Hamas telah berjanji untuk mundur dari kekuasaan di Gaza demi pemerintahan independen sebagai bagian dari apa yang disebut rencana perdamaian Presiden AS Donald Trump. Akan tetapi, mereka menolak menyerahkan senjatanya sementara penyerahan kekuasaan kepada otoritas baru belum dinegosiasikan.
Israel Menuduh Hamas Tunda Pembebasan Sisa Jenazah
Israel dilaporkan telah mengeluarkan ultimatum kepada Hamas untuk mengembalikan sisa jenazah tawanan. Hamas pada hari Senin mengembalikan jenazah empat sandera, bersama dengan 20 orang yang masih hidup. Pejabat Israel sebelumnya mengakui bahwa Hamas mungkin kesulitan menemukan sisa-sisa jenazah semua tawanan.
Namun, pemerintah Israel kini menuduh kelompok itu menolak mengembalikan sisa jenazah dan menuntut kemajuan pada akhir hari Selasa, menurut lembaga penyiaran publik Israel Kan. Para mediator sedang menangani masalah tersebut dan tidak yakin gencatan senjata terancam, kata seorang diplomat Arab kepada Haaretz .
Trump mengatakan pada hari Senin bahwa Hamas bekerja sama dengan Israel untuk menemukan sisa jenazah. “Mereka sedang mencari mayat. Tugas yang cukup mengerikan. Mereka tahu di mana banyak mayat berada. Saya kira ada lima atau enam mayat, tapi mereka sedang mencari. Mereka tahu daerahnya, dan tim pencari sudah dikerahkan, bekerja sama dengan Israel.
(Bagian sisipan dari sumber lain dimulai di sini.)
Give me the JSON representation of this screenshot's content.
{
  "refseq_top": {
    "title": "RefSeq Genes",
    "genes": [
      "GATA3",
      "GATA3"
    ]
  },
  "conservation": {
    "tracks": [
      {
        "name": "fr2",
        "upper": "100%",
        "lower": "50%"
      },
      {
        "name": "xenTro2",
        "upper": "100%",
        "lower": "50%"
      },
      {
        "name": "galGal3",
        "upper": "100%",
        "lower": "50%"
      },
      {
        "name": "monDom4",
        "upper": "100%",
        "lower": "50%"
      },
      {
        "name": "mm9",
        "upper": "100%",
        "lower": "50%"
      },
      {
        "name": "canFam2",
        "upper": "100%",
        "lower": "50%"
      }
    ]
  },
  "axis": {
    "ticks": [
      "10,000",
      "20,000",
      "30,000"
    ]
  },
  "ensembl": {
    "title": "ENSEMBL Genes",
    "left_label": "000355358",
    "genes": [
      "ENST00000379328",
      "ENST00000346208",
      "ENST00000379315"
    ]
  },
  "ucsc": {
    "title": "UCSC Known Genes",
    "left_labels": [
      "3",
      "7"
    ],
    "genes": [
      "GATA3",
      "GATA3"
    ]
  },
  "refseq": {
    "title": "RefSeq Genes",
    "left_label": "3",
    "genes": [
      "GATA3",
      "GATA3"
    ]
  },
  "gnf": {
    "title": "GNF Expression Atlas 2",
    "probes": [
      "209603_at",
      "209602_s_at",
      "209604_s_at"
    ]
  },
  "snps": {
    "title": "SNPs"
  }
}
Mereka pasti akan menemukan banyak mayat,” ujarnya dalam pidatonya di Knesset.
Kementerian luar negeri Qatar memperingatkan pada hari Selasa bahwa negosiasi untuk menyelesaikan aspek paling kontroversial dari perdamaian jangka panjang antara Hamas dan Israel akan “sangat sulit”. ‘Fase pertama’ gencatan senjata yang disepakati minggu lalu melibatkan gencatan senjata langsung, pertukaran tawanan, penarikan sebagian pasukan Israel dan pencabutan blokade bantuan Israel.
Masalah yang paling sulit untuk dinegosiasikan, termasuk pelucutan senjata Hamas, pengunduran dirinya dari kekuasaan, dan pembentukan pemerintahan baru, diserahkan kepada pembicaraan di masa mendatang. “Langkah selanjutnya akan sangat sulit,” kata juru bicara Qatar Majid al-Ansari dalam wawancara dengan Fox News .
“Kami telah menunda banyak pembicaraan mengenai tahap kedua, untuk memastikan tahap pertama terlaksana, para sandera dikembalikan, dan kita mendapatkan momen ini. Sekarang, diskusi yang sulit telah dimulai,” ujarnya.
Pembicaraan telah dimulai di Sharm el-Sheikh, dan seluruh tim kami bekerja sepanjang waktu untuk memastikan tidak ada jeda waktu antara tahap pertama dan kedua.